One assumes the jungle is full of filthy subhuman animals.
The Ukrainian Genocide that did not happen
When PM Yatsenyuk promised “clean our land from the evil”, he meant that Russians are evil, Russian culture is evil, and all traces of Russia must be wiped from the earth.
In the wake of the 2014 coup in Kiev and the taking of power by the Nazi elite, laws were passed outlawing Russian language and schoolbooks were “updated” to remove all positive references to Russia and instead to portray Russia — and Russians — as the mortal enemy of Ukraine.
Bloodthirsty psychopathic Nazi militias, ultranationalists who hated all things Russian, were sent to the east to perpetrate all sorts of atrocities on the people who lived in the Donbas region.
When Zelensky took power in 2019, people had high hopes for a peaceful resolution of the conflict in the Donbas, the eastern region of Ukraine, where the local population was comprised of ethnic Russians who wanted to maintain their language, history and culture in the face of an onslaught by the anti-Russian Nazis in power in Kiev. They subsequently voted to secede from Ukraine and form their own independent nations.
Unfortunately, Zelensky reneged on his campaign promises of peace, and began a huge military buildup along the contact line with the Donbas forces. Shelling and bombing surged, and Kiev moved 120,000 troops into position, ready to invade those eastern regions and execute a “Final Solution” against the ethnic Russian Ukrainian population.
In short, Zelensky was going to make good on the pledge that Yatsenyuk had made five years earlier, namely by “cleaning our land from the evil” of the “subhuman” Russian people living there.
Given the rate of US military equipment and supplies, bombs and missiles that were flowing into Ukraine in January 2022, the Donbas region may have suffered the same fate as today’s Gaza Strip had not Russia intervened militarily.
Conclusion: The Mirror Effect
As an American, I have experienced a series of revelations about the sad and despicable history of my country, a country that has supported and enabled the most odiously fascistic regimes, such as Pinochet in Chile, the Shah in Iran, and literally dozens of brutal dictators in Central America and Asia.

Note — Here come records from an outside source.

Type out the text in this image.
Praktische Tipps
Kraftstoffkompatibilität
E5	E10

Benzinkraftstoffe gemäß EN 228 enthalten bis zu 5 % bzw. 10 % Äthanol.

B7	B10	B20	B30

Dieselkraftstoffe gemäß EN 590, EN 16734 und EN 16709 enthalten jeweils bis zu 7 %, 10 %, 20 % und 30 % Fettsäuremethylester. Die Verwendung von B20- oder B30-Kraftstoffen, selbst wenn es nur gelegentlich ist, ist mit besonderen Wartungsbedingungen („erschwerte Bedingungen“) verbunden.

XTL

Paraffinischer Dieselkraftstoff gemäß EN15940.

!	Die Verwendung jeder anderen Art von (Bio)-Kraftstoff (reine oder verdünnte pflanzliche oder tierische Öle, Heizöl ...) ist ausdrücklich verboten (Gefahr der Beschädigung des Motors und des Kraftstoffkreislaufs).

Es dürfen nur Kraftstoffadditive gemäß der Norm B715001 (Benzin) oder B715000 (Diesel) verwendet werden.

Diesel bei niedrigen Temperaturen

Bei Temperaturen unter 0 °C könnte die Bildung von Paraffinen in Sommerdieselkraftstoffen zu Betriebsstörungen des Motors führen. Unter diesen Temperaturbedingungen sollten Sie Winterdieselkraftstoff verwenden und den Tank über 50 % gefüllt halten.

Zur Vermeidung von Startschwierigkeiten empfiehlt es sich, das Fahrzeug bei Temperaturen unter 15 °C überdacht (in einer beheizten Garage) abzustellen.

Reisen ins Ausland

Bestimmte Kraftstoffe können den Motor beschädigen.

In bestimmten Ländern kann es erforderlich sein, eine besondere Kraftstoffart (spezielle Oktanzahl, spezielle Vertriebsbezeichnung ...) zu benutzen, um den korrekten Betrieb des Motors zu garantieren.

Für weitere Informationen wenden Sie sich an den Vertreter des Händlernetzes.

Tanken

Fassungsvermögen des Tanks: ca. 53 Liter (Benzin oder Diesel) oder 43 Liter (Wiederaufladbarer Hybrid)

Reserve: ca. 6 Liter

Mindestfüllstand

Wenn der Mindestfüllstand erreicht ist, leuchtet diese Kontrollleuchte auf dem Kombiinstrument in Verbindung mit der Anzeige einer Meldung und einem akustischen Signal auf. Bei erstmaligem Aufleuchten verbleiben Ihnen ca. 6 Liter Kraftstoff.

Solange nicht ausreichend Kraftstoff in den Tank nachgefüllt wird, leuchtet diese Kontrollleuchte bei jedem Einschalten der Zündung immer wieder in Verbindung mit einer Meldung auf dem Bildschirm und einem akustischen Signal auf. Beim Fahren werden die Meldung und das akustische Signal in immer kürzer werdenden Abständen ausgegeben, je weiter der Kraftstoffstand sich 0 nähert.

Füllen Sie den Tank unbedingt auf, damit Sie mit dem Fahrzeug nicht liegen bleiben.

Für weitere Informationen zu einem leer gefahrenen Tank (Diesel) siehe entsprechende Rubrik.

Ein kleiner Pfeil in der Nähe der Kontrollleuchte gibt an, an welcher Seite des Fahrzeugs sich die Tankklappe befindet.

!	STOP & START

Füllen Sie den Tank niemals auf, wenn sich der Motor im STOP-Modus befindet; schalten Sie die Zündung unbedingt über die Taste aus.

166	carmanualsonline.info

There was a brief period, however, in which I thought that America’s meddling in foreign countries’ politics had waned, that the USA had desisted from its aggressive aid to authoritarian regimes.
Alas, I was wrong. I have come to realise that America has a never-ending love affair with racist, white supremacist governments that brutally oppress and murder people of colour.

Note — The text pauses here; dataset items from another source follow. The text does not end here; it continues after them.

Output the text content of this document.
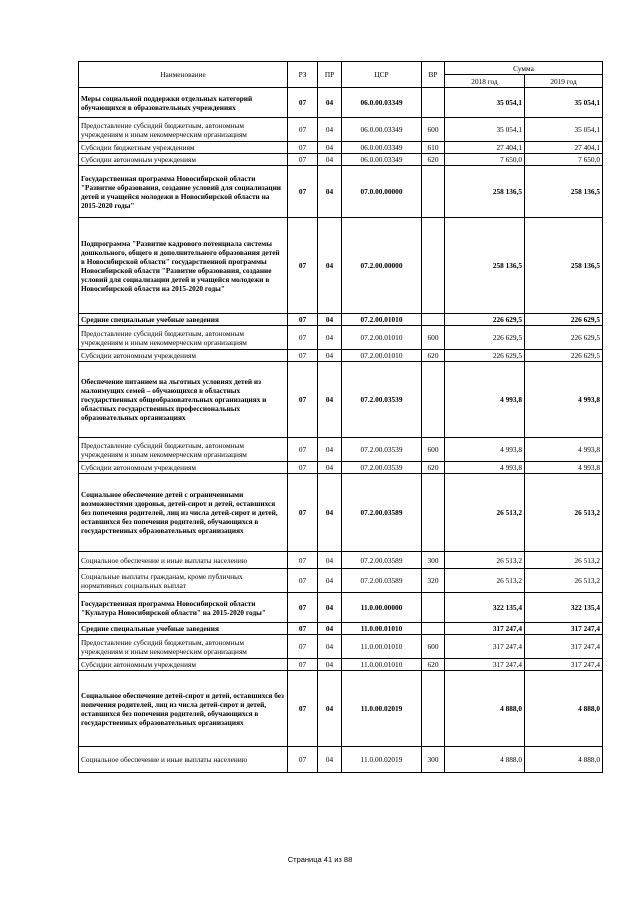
Наименование	РЗ	ПР	ЦСР	ВР	Сумма	
					2018 год	2019 год
Меры социальной поддержки отдельных категорий обучающихся в образовательных учреждениях	07	04	06.0.00.03349		35 054,1	35 054,1
Предоставление субсидий бюджетным, автономным учреждениям и иным некоммерческим организациям	07	04	06.0.00.03349	600	35 054,1	35 054,1
Субсидии бюджетным учреждениям	07	04	06.0.00.03349	610	27 404,1	27 404,1
Субсидии автономным учреждениям	07	04	06.0.00.03349	620	7 650,0	7 650,0
Государственная программа Новосибирской области "Развитие образования, создание условий для социализации детей и учащейся молодежи в Новосибирской области на 2015-2020 годы"	07	04	07.0.00.00000		258 136,5	258 136,5
Подпрограмма "Развитие кадрового потенциала системы дошкольного, общего и дополнительного образования детей в Новосибирской области" государственной программы Новосибирской области "Развитие образования, создание условий для социализации детей и учащейся молодежи в Новосибирской области на 2015-2020 годы"	07	04	07.2.00.00000		258 136,5	258 136,5
Средние специальные учебные заведения	07	04	07.2.00.01010		226 629,5	226 629,5
Предоставление субсидий бюджетным, автономным учреждениям и иным некоммерческим организациям	07	04	07.2.00.01010	600	226 629,5	226 629,5
Субсидии автономным учреждениям	07	04	07.2.00.01010	620	226 629,5	226 629,5
Обеспечение питанием на льготных условиях детей из малоимущих семей – обучающихся в областных государственных общеобразовательных организациях и областных государственных профессиональных образовательных организациях	07	04	07.2.00.03539		4 993,8	4 993,8
Предоставление субсидий бюджетным, автономным учреждениям и иным некоммерческим организациям	07	04	07.2.00.03539	600	4 993,8	4 993,8
Субсидии автономным учреждениям	07	04	07.2.00.03539	620	4 993,8	4 993,8
Социальное обеспечение детей с ограниченными возможностями здоровья, детей-сирот и детей, оставшихся без попечения родителей, лиц из числа детей-сирот и детей, оставшихся без попечения родителей, обучающихся в государственных образовательных организациях	07	04	07.2.00.03589		26 513,2	26 513,2
Социальное обеспечение и иные выплаты населению	07	04	07.2.00.03589	300	26 513,2	26 513,2
Социальные выплаты гражданам, кроме публичных нормативных социальных выплат	07	04	07.2.00.03589	320	26 513,2	26 513,2
Государственная программа Новосибирской области "Культура Новосибирской области" на 2015-2020 годы"	07	04	11.0.00.00000		322 135,4	322 135,4
Средние специальные учебные заведения	07	04	11.0.00.01010		317 247,4	317 247,4
Предоставление субсидий бюджетным, автономным учреждениям и иным некоммерческим организациям	07	04	11.0.00.01010	600	317 247,4	317 247,4
Субсидии автономным учреждениям	07	04	11.0.00.01010	620	317 247,4	317 247,4
Социальное обеспечение детей-сирот и детей, оставшихся без попечения родителей, лиц из числа детей-сирот и детей, оставшихся без попечения родителей, обучающихся в государственных образовательных организациях	07	04	11.0.00.02019		4 888,0	4 888,0
Социальное обеспечение и иные выплаты населению	07	04	11.0.00.02019	300	4 888,0	4 888,0
Страница 41 из 88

This oppression of people of colour is deliberate, it is not a coincidence. I believe it is US policy to brutally and violently oppress people of colour, indigenous people, and other minorities both at home and abroad.
In this way, America stands as the ultimate champion not just of settler colonialism, but of authoritarianism. Joe Biden is fond of casting himself as the great defender of “democracy”, yet the US is demonstrably authoritarian, totalitarian and indeed fascist.

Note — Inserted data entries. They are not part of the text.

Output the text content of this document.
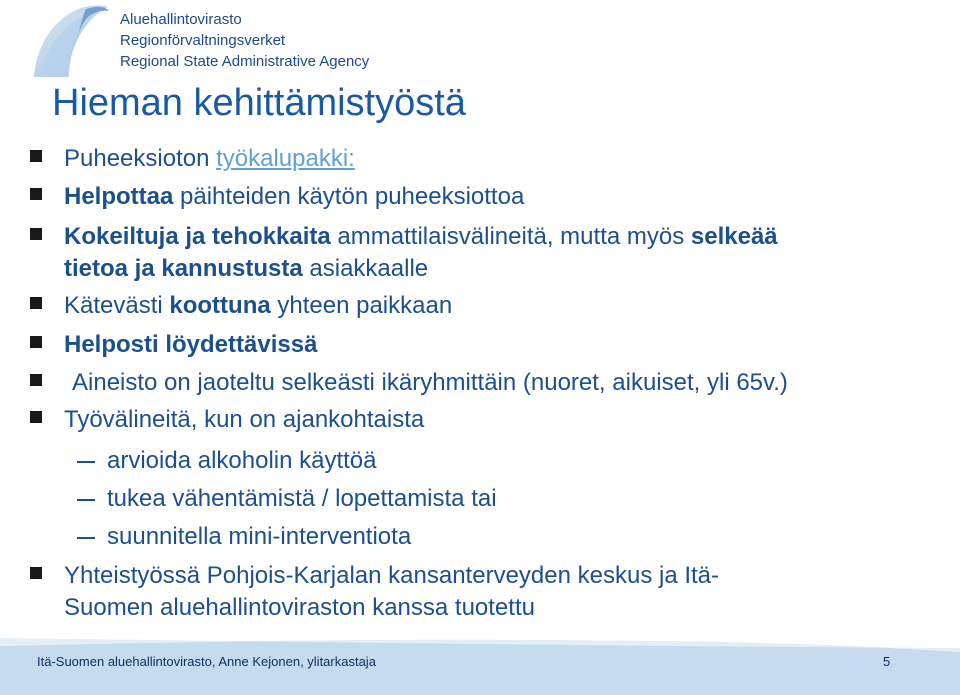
Aluehallintovirasto
Regionförvaltningsverket
Regional State Administrative Agency
Hieman kehittämistyöstä
Puheeksioton työkalupakki:
Helpottaa päihteiden käytön puheeksiottoa
Kokeiltuja ja tehokkaita ammattilaisvälineitä, mutta myös selkeää
tietoa ja kannustusta asiakkaalle
Kätevästi koottuna yhteen paikkaan
Helposti löydettävissä
Aineisto on jaoteltu selkeästi ikäryhmittäin (nuoret, aikuiset, yli 65v.)
Työvälineitä, kun on ajankohtaista
arvioida alkoholin käyttöä
tukea vähentämistä / lopettamista tai
suunnitella mini-interventiota
Yhteistyössä Pohjois-Karjalan kansanterveyden keskus ja Itä-
Suomen aluehallintoviraston kanssa tuotettu
Itä-Suomen aluehallintovirasto, Anne Kejonen, ylitarkastaja	5
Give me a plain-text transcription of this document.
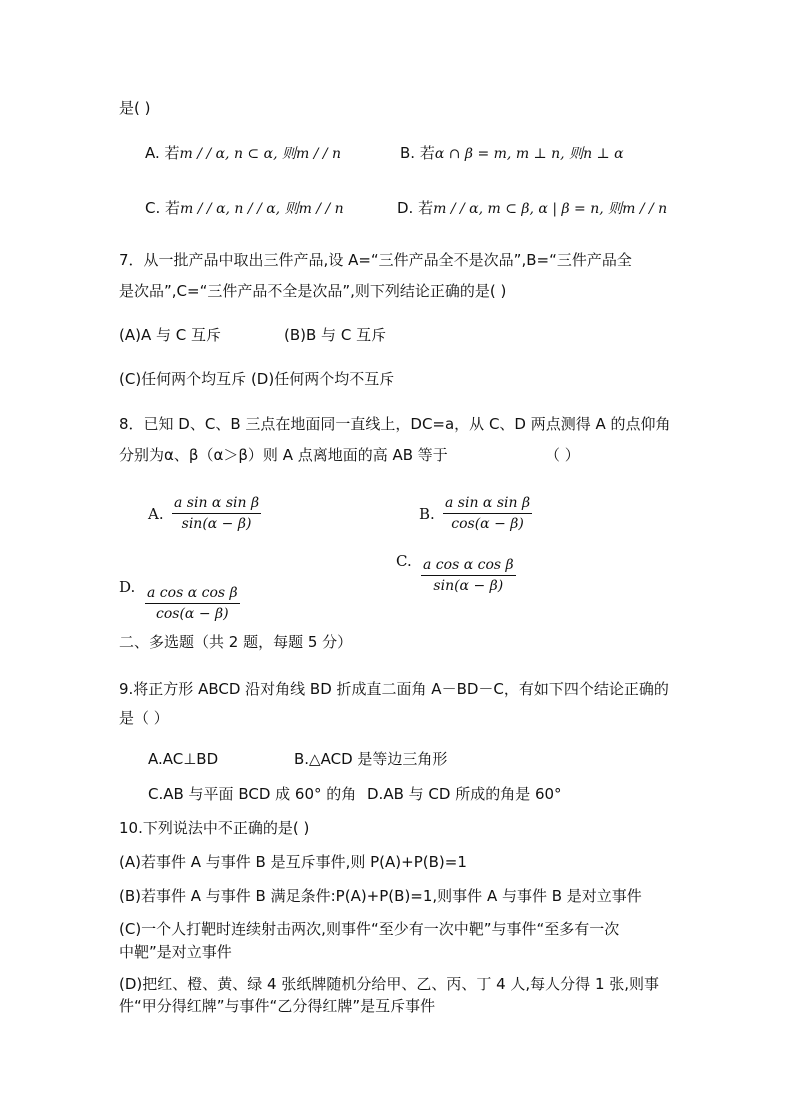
是( )
A. 若m / / α, n ⊂ α, 则m / / n	B. 若α ∩ β = m, m ⊥ n, 则n ⊥ α
C. 若m / / α, n / / α, 则m / / n	D. 若m / / α, m ⊂ β, α | β = n, 则m / / n
7．从一批产品中取出三件产品,设 A=“三件产品全不是次品”,B=“三件产品全
是次品”,C=“三件产品不全是次品”,则下列结论正确的是( )
(A)A 与 C 互斥	(B)B 与 C 互斥
(C)任何两个均互斥 (D)任何两个均不互斥
8．已知 D、C、B 三点在地面同一直线上，DC=a，从 C、D 两点测得 A 的点仰角
分别为α、β（α＞β）则 A 点离地面的高 AB 等于	（ ）
A.
a sin α sin β
sin(α − β)
B.
a sin α sin β
cos(α − β)
C. a cos α cos β
sin(α − β)
D. a cos α cos β
cos(α − β)
二、多选题（共 2 题，每题 5 分）
9.将正方形 ABCD 沿对角线 BD 折成直二面角 A－BD－C，有如下四个结论正确的
是（ ）
A.AC⊥BD	B.△ACD 是等边三角形
C.AB 与平面 BCD 成 60° 的角 D.AB 与 CD 所成的角是 60°
10.下列说法中不正确的是( )
(A)若事件 A 与事件 B 是互斥事件,则 P(A)+P(B)=1
(B)若事件 A 与事件 B 满足条件:P(A)+P(B)=1,则事件 A 与事件 B 是对立事件
(C)一个人打靶时连续射击两次,则事件“至少有一次中靶”与事件“至多有一次
中靶”是对立事件
(D)把红、橙、黄、绿 4 张纸牌随机分给甲、乙、丙、丁 4 人,每人分得 1 张,则事
件“甲分得红牌”与事件“乙分得红牌”是互斥事件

Likewise, the Western media says we need to support the government of Ukraine as a “bastion of democracy”, when in reality it is extremely authoritarian, and Zelensky is a brutal autocrat who has exterminated all democratic elements from Ukrainian society.
Like the US, Israel also claims to be a “democracy” but is, in reality, anything but democratic. The Palestinians living in the Occupied Territories have no rights under Israeli law, and non-Jewish citizens living in Israel proper are also relegated to second-class status. The 2018 passage of the so-called “Nation-State Law” declared that only Jews have full rights under the law in Israel.
In other words, America’s foreign policy, in supporting genocidal fascist regimes like Israel and Ukraine, reflects the USA’s own domestic policy of racist persecution and disenfranchisement of minority groups at home.
#End.
The more things change... It is a sound conclusion to make, that the US only supports those countries in which it sees itself. And when the US looks in the mirror, it sees the most fascist, most racist, most authoritarian nation state in the world.